Si NSO est le plus connu de ces revendeurs de logiciels espions, c’est essentiellement “parce qu’il est le groupe qui a le plus de clients dans le monde et qui fait le plus ouvertement la promotion de son savoir-faire”, estime Philippe Rondel, l’expert de Check Point.

Cette entreprise représente en outre “le bras cyber de la diplomatie israélienne”, affirme Bastien Bobe. Il ajoute que lorsque l’État hébreu signe un accord avec une autre nation, il peut inclure des clauses prévoyant que NSO fournira son fameux logiciel espion au service de renseignement du pays signataire. Une manière pour le gouvernement de rentabiliser politiquement la très développée filière du cyberespionnage, dont Pegasus ou Candiru ne sont que deux exemples.

C’est ainsi que l’accès à la technologie de NSO “a sûrement aidé à finaliser les accords de normalisation des relations avec certains pays arabes”, comme le Maroc ou les Émirats arabes unies, a affirmé Yoel Guzansky, chercheur à l’Institut israélien pour la sécurité nationale, interrogé par l’AFP.

Un marché en plein essor

Les révélations du consortium Forbidden Stories prouvent aussi qu’il y a une importante demande pour ce type d’outils. NSO avait une trentaine de clients étatiques prêts à dépenser des millions de dollars pour mieux lutter contre le terrorisme… ou espionner des journalistes et leaders d’opinion.

“C’est un marché en plein essor. Il y a multiplication des acteurs et des méthodes d’espionnage proposées”, affirme Bastien Bobe. Ainsi, ceux qui ne peuvent pas s’offrir les services de l’élite de ce secteur peuvent se rabattre sur des entreprises qui proposent des logiciels espions ne nécessitant, par exemple, qu’une seule interaction avec la victime, comme c’est le cas avec Candiru. Il suffit alors que le propriétaire du smartphone visé ouvre un message ou un lien piégé. “C’est beaucoup moins cher et il y des dizaines de sociétés qui vendent ce type de service un peu moins discret”, précise l’expert de Lookout. 
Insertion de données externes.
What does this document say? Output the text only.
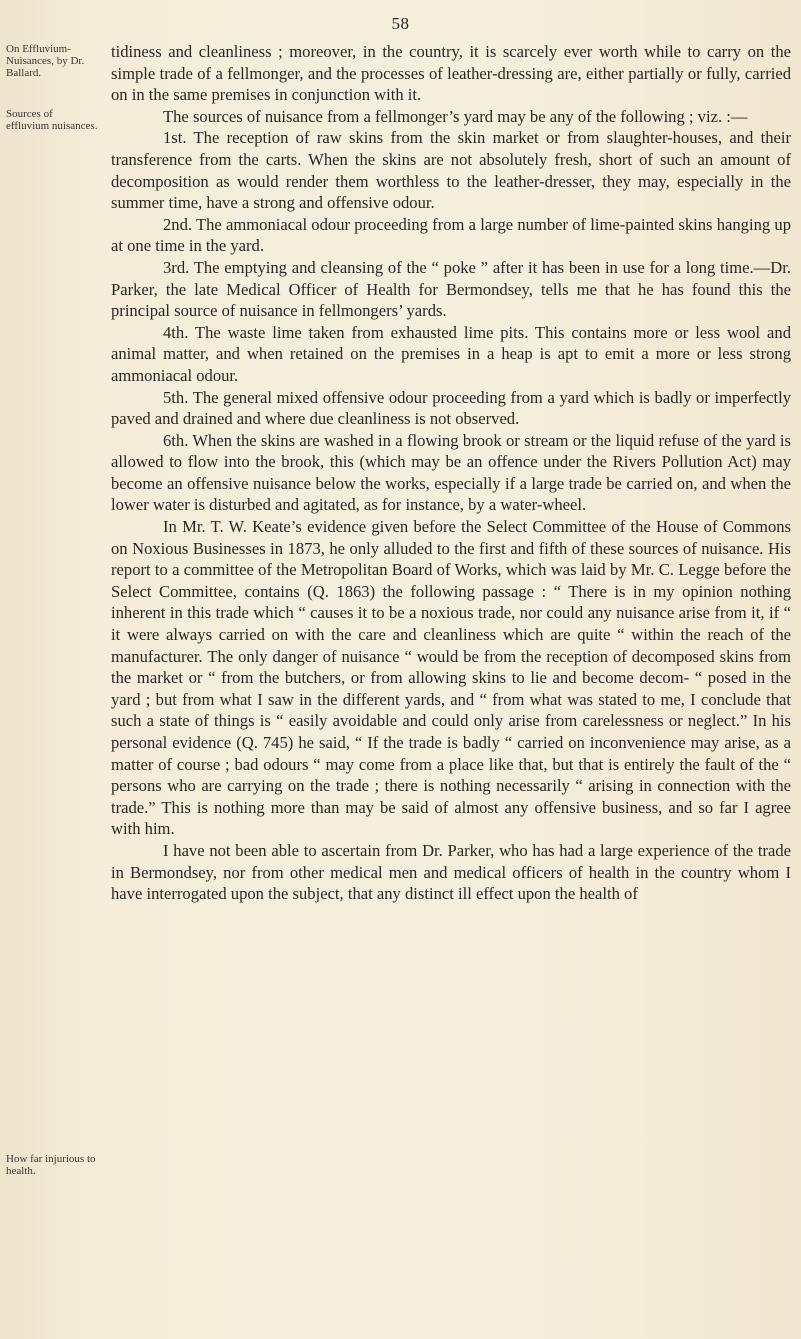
58
On Effluvium-Nuisances, by Dr. Ballard.
Sources of effluvium nuisances.
How far injurious to health.

tidiness and cleanliness ; moreover, in the country, it is scarcely ever worth while to carry on the simple trade of a fellmonger, and the processes of leather-dressing are, either partially or fully, carried on in the same premises in conjunction with it.

The sources of nuisance from a fellmonger’s yard may be any of the following ; viz. :—

1st. The reception of raw skins from the skin market or from slaughter-houses, and their transference from the carts. When the skins are not absolutely fresh, short of such an amount of decomposition as would render them worthless to the leather-dresser, they may, especially in the summer time, have a strong and offensive odour.

2nd. The ammoniacal odour proceeding from a large number of lime-painted skins hanging up at one time in the yard.

3rd. The emptying and cleansing of the “ poke ” after it has been in use for a long time.—Dr. Parker, the late Medical Officer of Health for Bermondsey, tells me that he has found this the principal source of nuisance in fellmongers’ yards.

4th. The waste lime taken from exhausted lime pits. This contains more or less wool and animal matter, and when retained on the premises in a heap is apt to emit a more or less strong ammoniacal odour.

5th. The general mixed offensive odour proceeding from a yard which is badly or imperfectly paved and drained and where due cleanliness is not observed.

6th. When the skins are washed in a flowing brook or stream or the liquid refuse of the yard is allowed to flow into the brook, this (which may be an offence under the Rivers Pollution Act) may become an offensive nuisance below the works, especially if a large trade be carried on, and when the lower water is disturbed and agitated, as for instance, by a water-wheel.

In Mr. T. W. Keate’s evidence given before the Select Committee of the House of Commons on Noxious Businesses in 1873, he only alluded to the first and fifth of these sources of nuisance. His report to a committee of the Metropolitan Board of Works, which was laid by Mr. C. Legge before the Select Committee, contains (Q. 1863) the following passage : “ There is in my opinion nothing inherent in this trade which “ causes it to be a noxious trade, nor could any nuisance arise from it, if “ it were always carried on with the care and cleanliness which are quite “ within the reach of the manufacturer. The only danger of nuisance “ would be from the reception of decomposed skins from the market or “ from the butchers, or from allowing skins to lie and become decom- “ posed in the yard ; but from what I saw in the different yards, and “ from what was stated to me, I conclude that such a state of things is “ easily avoidable and could only arise from carelessness or neglect.” In his personal evidence (Q. 745) he said, “ If the trade is badly “ carried on inconvenience may arise, as a matter of course ; bad odours “ may come from a place like that, but that is entirely the fault of the “ persons who are carrying on the trade ; there is nothing necessarily “ arising in connection with the trade.” This is nothing more than may be said of almost any offensive business, and so far I agree with him.

I have not been able to ascertain from Dr. Parker, who has had a large experience of the trade in Bermondsey, nor from other medical men and medical officers of health in the country whom I have interrogated upon the subject, that any distinct ill effect upon the health of
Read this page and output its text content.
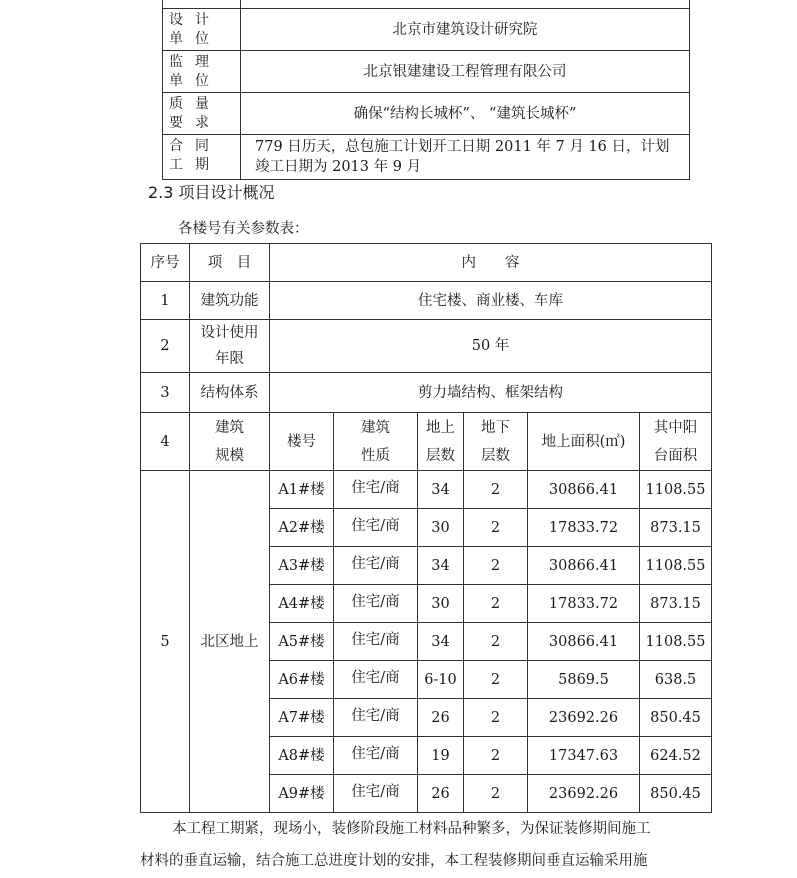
设计单位	北京市建筑设计研究院
监理单位	北京银建建设工程管理有限公司
质量要求	确保“结构长城杯”、 “建筑长城杯”
合同工期	779 日历天，总包施工计划开工日期 2011 年 7 月 16 日，计划竣工日期为 2013 年 9 月
2.3 项目设计概况
各楼号有关参数表：
序号	项　目	内　　容					
1	建筑功能	住宅楼、商业楼、车库					
2	设计使用年限	50 年					
3	结构体系	剪力墙结构、框架结构					
4	建筑规模	楼号	建筑性质	地上层数	地下层数	地上面积(㎡)	其中阳台面积
5	北区地上	A1#楼	住宅/商	34	2	30866.41	1108.55
		A2#楼	住宅/商	30	2	17833.72	873.15
		A3#楼	住宅/商	34	2	30866.41	1108.55
		A4#楼	住宅/商	30	2	17833.72	873.15
		A5#楼	住宅/商	34	2	30866.41	1108.55
		A6#楼	住宅/商	6-10	2	5869.5	638.5
		A7#楼	住宅/商	26	2	23692.26	850.45
		A8#楼	住宅/商	19	2	17347.63	624.52
		A9#楼	住宅/商	26	2	23692.26	850.45
本工程工期紧，现场小，装修阶段施工材料品种繁多，为保证装修期间施工
材料的垂直运输，结合施工总进度计划的安排，本工程装修期间垂直运输采用施
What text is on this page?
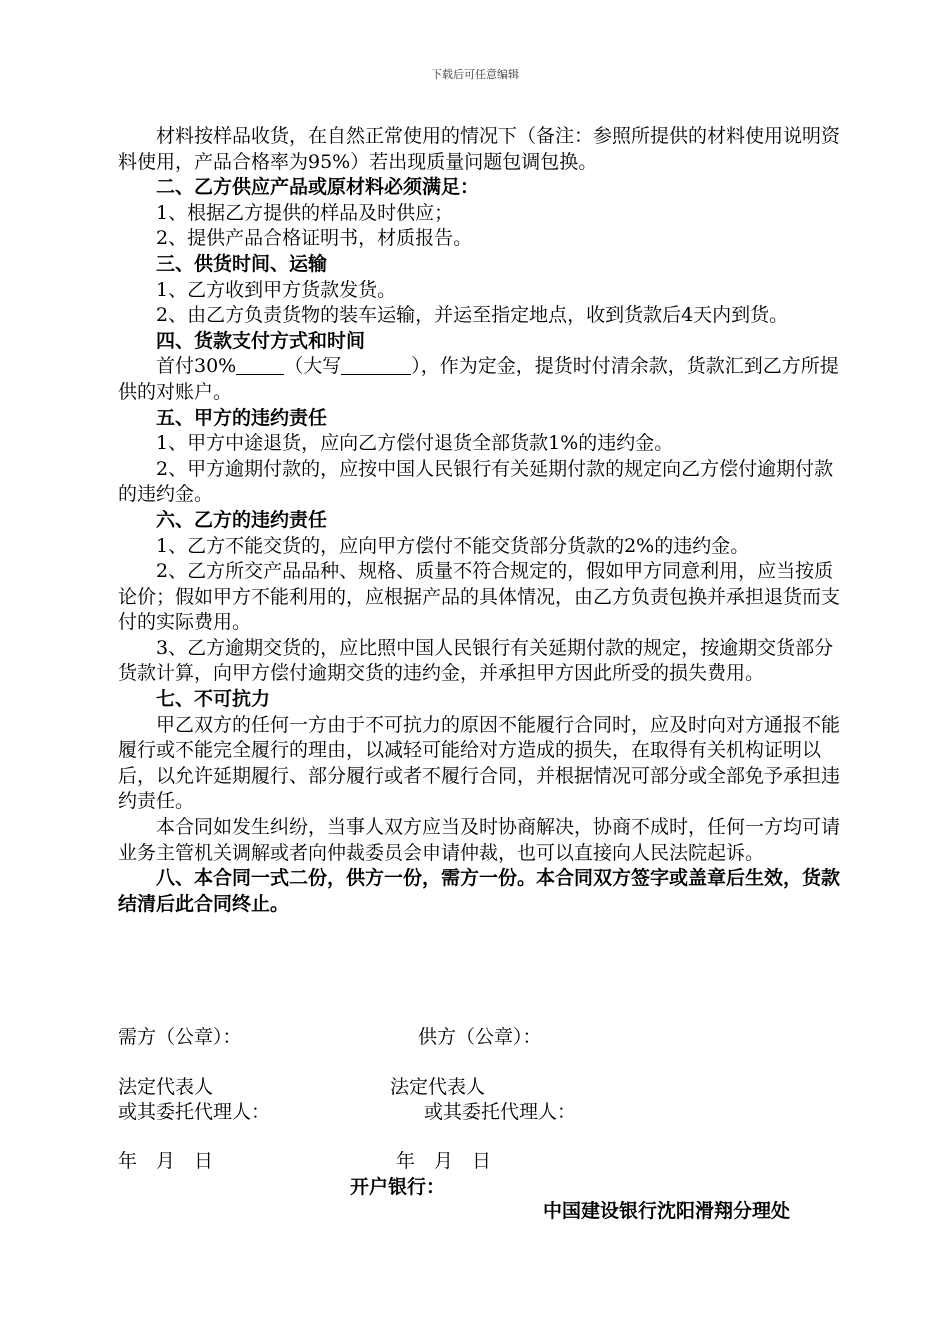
下载后可任意编辑

材料按样品收货，在自然正常使用的情况下（备注：参照所提供的材料使用说明资料使用，产品合格率为95%）若出现质量问题包调包换。

二、乙方供应产品或原材料必须满足：

1、根据乙方提供的样品及时供应；

2、提供产品合格证明书，材质报告。

三、供货时间、运输

1、乙方收到甲方货款发货。

2、由乙方负责货物的装车运输，并运至指定地点，收到货款后4天内到货。

四、货款支付方式和时间

首付30%	（大写	），作为定金，提货时付清余款，货款汇到乙方所提供的对账户。

五、甲方的违约责任

1、甲方中途退货，应向乙方偿付退货全部货款1%的违约金。

2、甲方逾期付款的，应按中国人民银行有关延期付款的规定向乙方偿付逾期付款的违约金。

六、乙方的违约责任

1、乙方不能交货的，应向甲方偿付不能交货部分货款的2%的违约金。

2、乙方所交产品品种、规格、质量不符合规定的，假如甲方同意利用，应当按质论价；假如甲方不能利用的，应根据产品的具体情况，由乙方负责包换并承担退货而支付的实际费用。

3、乙方逾期交货的，应比照中国人民银行有关延期付款的规定，按逾期交货部分货款计算，向甲方偿付逾期交货的违约金，并承担甲方因此所受的损失费用。

七、不可抗力

甲乙双方的任何一方由于不可抗力的原因不能履行合同时，应及时向对方通报不能履行或不能完全履行的理由，以减轻可能给对方造成的损失，在取得有关机构证明以后，以允许延期履行、部分履行或者不履行合同，并根据情况可部分或全部免予承担违约责任。

本合同如发生纠纷，当事人双方应当及时协商解决，协商不成时，任何一方均可请业务主管机关调解或者向仲裁委员会申请仲裁，也可以直接向人民法院起诉。

八、本合同一式二份，供方一份，需方一份。本合同双方签字或盖章后生效，货款结清后此合同终止。

需方（公章）：	供方（公章）：
法定代表人	法定代表人
或其委托代理人：	或其委托代理人：
年　月　日	年　月　日
开户银行：
中国建设银行沈阳滑翔分理处
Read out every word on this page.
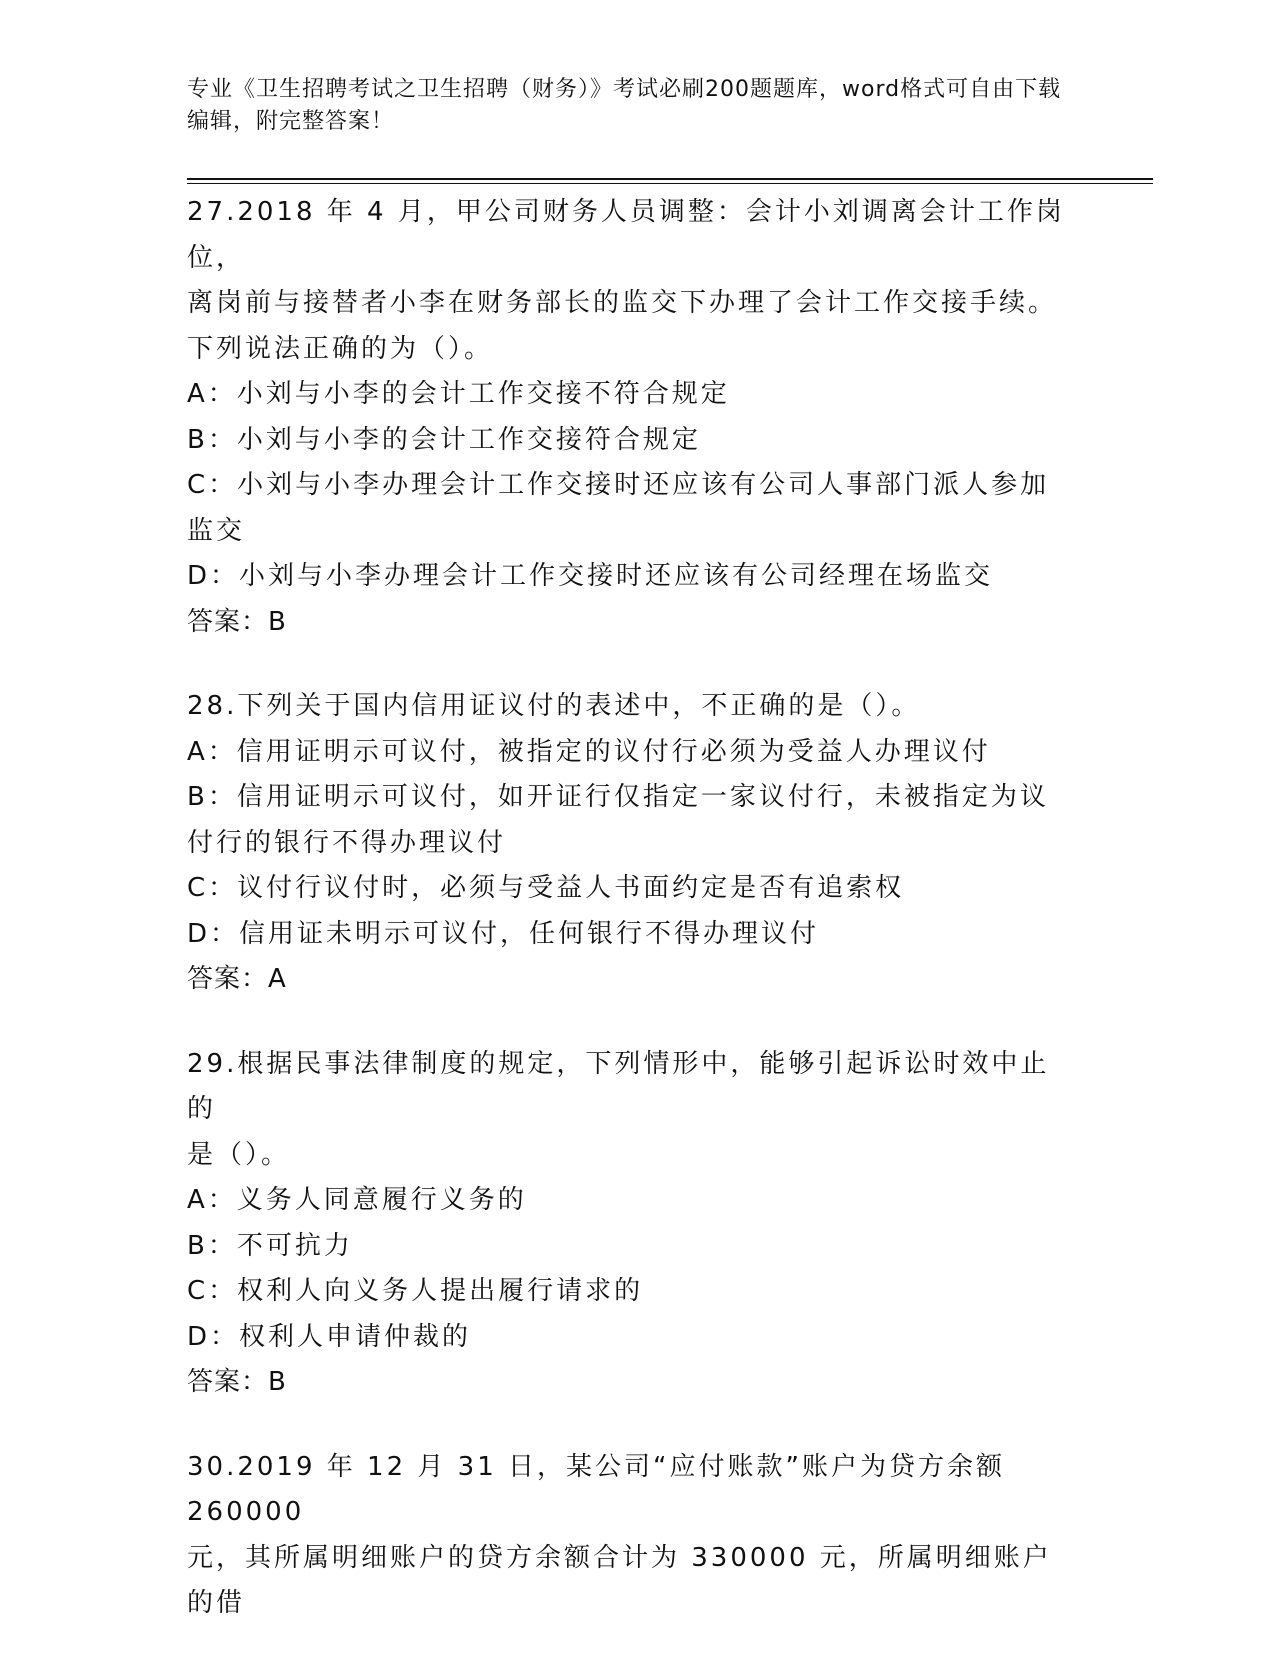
专业《卫生招聘考试之卫生招聘（财务）》考试必刷200题题库，word格式可自由下载编辑，附完整答案！
27.2018 年 4 月，甲公司财务人员调整：会计小刘调离会计工作岗位，
离岗前与接替者小李在财务部长的监交下办理了会计工作交接手续。
下列说法正确的为（）。
A：小刘与小李的会计工作交接不符合规定
B：小刘与小李的会计工作交接符合规定
C：小刘与小李办理会计工作交接时还应该有公司人事部门派人参加监交
D：小刘与小李办理会计工作交接时还应该有公司经理在场监交
答案：B
28.下列关于国内信用证议付的表述中，不正确的是（）。
A：信用证明示可议付，被指定的议付行必须为受益人办理议付
B：信用证明示可议付，如开证行仅指定一家议付行，未被指定为议付行的银行不得办理议付
C：议付行议付时，必须与受益人书面约定是否有追索权
D：信用证未明示可议付，任何银行不得办理议付
答案：A
29.根据民事法律制度的规定，下列情形中，能够引起诉讼时效中止的
是（）。
A：义务人同意履行义务的
B：不可抗力
C：权利人向义务人提出履行请求的
D：权利人申请仲裁的
答案：B
30.2019 年 12 月 31 日，某公司“应付账款”账户为贷方余额 260000
元，其所属明细账户的贷方余额合计为 330000 元，所属明细账户的借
Et tous ces mercenaires de la cybersurveillance se perfectionnent de plus en plus, ce qui fait “qu’il y aura très probablement dans cinq ans des dizaines d’entreprises qui offriront le même niveau de services que NSO”, estime Bastien Bobe.

Le risque sera alors que ces logiciels espions très puissants, actuellement réservés à des services de renseignement étatiques, se retrouvent entre les mains de cybercriminels ordinaires. “On constate souvent que les armes cyber utilisés par les États se retrouvent in fine en vente sur le marché noir de la cybercriminalité”, rappelle Philippe Rondel.

C’est pourquoi il est urgent, d’après Pierre Delcher de Kaspersky, de “réglementer davantage le commerce et l’exportation de ces logiciels afin de mieux contrôler ce secteur”.  Qui sait ce qu’un groupe de cybercriminels pourrait faire comme dégâts s’il mettait la main sur une arme du calibre de Pegasus, capable de siphonner en toute discrétion des informations personnelles de n’importe quel téléphone.